|
Próximo Texto | Índice
ENTREVISTA
RICHARD WRANGHAM
Comida cozida ajudou a forjar evolução da humanidade
Pesquisador propõe que ancestrais do
homem já modificavam alimento com
o fogo há cerca de 2 milhões de anos
SE HÁ algo que torna os seres humanos criaturas únicas, diz o primatologista Richard
Wrangham, da Universidade Harvard, é o
ato de cozinhar. Modificar o alimento com a
ajuda do fogo é uma tradição mais antiga que o próprio Homo sapiens, tendo moldado a fisiologia e o
comportamento humanos, afirma ele.
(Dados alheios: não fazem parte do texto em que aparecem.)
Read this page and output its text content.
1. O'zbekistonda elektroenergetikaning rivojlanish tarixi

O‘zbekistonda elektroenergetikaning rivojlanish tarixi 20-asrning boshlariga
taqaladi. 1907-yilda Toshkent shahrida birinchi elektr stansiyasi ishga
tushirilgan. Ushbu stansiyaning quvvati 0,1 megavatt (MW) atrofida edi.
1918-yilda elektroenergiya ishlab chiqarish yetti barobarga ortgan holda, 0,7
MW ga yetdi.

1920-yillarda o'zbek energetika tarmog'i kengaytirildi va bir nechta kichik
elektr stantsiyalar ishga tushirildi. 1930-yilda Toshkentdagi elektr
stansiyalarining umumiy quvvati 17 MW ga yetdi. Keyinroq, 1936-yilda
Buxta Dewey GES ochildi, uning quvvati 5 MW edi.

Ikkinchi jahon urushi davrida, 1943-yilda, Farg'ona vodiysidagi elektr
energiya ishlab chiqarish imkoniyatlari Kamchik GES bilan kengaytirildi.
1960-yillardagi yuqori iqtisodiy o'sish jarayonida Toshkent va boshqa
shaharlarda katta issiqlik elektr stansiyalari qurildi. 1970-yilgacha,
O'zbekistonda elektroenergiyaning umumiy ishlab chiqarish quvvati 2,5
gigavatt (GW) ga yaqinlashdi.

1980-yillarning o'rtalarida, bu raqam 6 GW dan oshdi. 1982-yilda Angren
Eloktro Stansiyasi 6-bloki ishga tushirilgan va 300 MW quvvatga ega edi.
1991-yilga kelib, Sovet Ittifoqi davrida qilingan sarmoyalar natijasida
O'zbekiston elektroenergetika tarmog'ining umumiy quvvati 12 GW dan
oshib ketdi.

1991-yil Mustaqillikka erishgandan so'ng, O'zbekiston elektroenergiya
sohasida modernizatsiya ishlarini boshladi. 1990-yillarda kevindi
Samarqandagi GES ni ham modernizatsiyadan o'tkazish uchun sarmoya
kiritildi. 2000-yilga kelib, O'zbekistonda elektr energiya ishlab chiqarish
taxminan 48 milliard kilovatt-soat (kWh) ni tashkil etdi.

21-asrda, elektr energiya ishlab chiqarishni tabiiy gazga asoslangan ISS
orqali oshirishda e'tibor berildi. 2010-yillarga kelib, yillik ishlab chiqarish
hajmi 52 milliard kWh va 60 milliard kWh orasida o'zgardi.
O sistema digestivo aproveita muito mais a energia dos alimentos cozidos, e a primeira divisão de trabalho se deu
entre quem caçava e quem preparava a comida.
Tim Laman/Bloomberg
|
|
O primatologista britânico Richard Wrangham, de Harvard, autor do novo livro "Pegando Fogo"
RICARDO MIOTO
DA REPORTAGEM LOCAL
Essa é a tese de seu novo livro, "Pegando Fogo: Por que
cozinhar nos tornou humanos", recém-lançado no Brasil
pela editora Jorge Zahar. Embora faltem dados arqueológicos, Wrangham aposta que o
hábito de cozinhar remonta a
quase 2 milhões de anos atrás,
era em que o Homo erectus,
possível ancestral do homem,
surgia na África. Confira a entrevista abaixo.
FOLHA - Ir a campo observar chimpanzés está saindo de moda? Ainda
há o que pesquisar assim?
RICHARD WRANGHAM - Na verdade, mais e mais pesquisadores
estão trabalhando com os
chimpanzés na floresta. Além
dos sítios clássicos de pesquisa
(como Gombe e Mahale, na
Tanzânia, Taï, na Costa do
Marfim, e Kibale, em Uganda),
eles estão sendo os pioneiros
em novos lugares (como Fongoli, no Senegal, e Goualougo,
no Congo). Fazem isso porque
sabem que os chimpanzés têm
muito a nos contar, mas que o
tempo é curto: a cada década,
mais populações e habitats desaparecem. Aparentemente
existem importantes diferenças no comportamento dos animais, mas nós ainda não temos
certeza sobre por que ocorrem.
E nós ainda sabemos pouco
sobre uma grande questão: por
que chimpanzés e bonobos [espécie "hippie" que é prima do
chimpanzé comum, mas é muito dócil] se comportam de maneira tão diferente -uma questão que poderia ajudar a entender por que humanos têm uma
mistura ímpar de tendências
pacíficas e violentas.
FOLHA - Há 13 anos, o sr. escreveu
"O Macho Demoníaco", que causou
polêmica ao mostrar o comportamento altamente violento dos
chimpanzés, com estupros e massacres, e traçar um paralelo com humanos. Em 2010, a ideia do "bom
selvagem" ainda está forte?
WRANGHAM - Sem dúvida esse
debate vai existir por muito
tempo. Mas minha impressão é
que, em geral, as pessoas estão
ficando mais atentas à importância da biologia na psicologia
humana, incluindo a nossa tendência à violência -e as nossas
interações pacíficas.
Está, também, ficando mais
claro que entender os chimpanzés é importante. Os filmes
ajudaram a mostrar às pessoas
o que acontece na floresta, então todos agora podem ter a experiência que uns poucos privilegiados como eu conseguiam
ter décadas atrás.
FOLHA - A presença de pesquisadores como o sr. entre os animais não
altera o comportamento deles?
WRANGHAM - Ao contrário de
pessoas trabalhando em santuários ou em zoológicos, como
um observador de campo eu
não interajo com os chimpanzés: meu objetivo é ser uma
sombra, sempre presente mas
ignorado, nunca em contato físico ou social com eles.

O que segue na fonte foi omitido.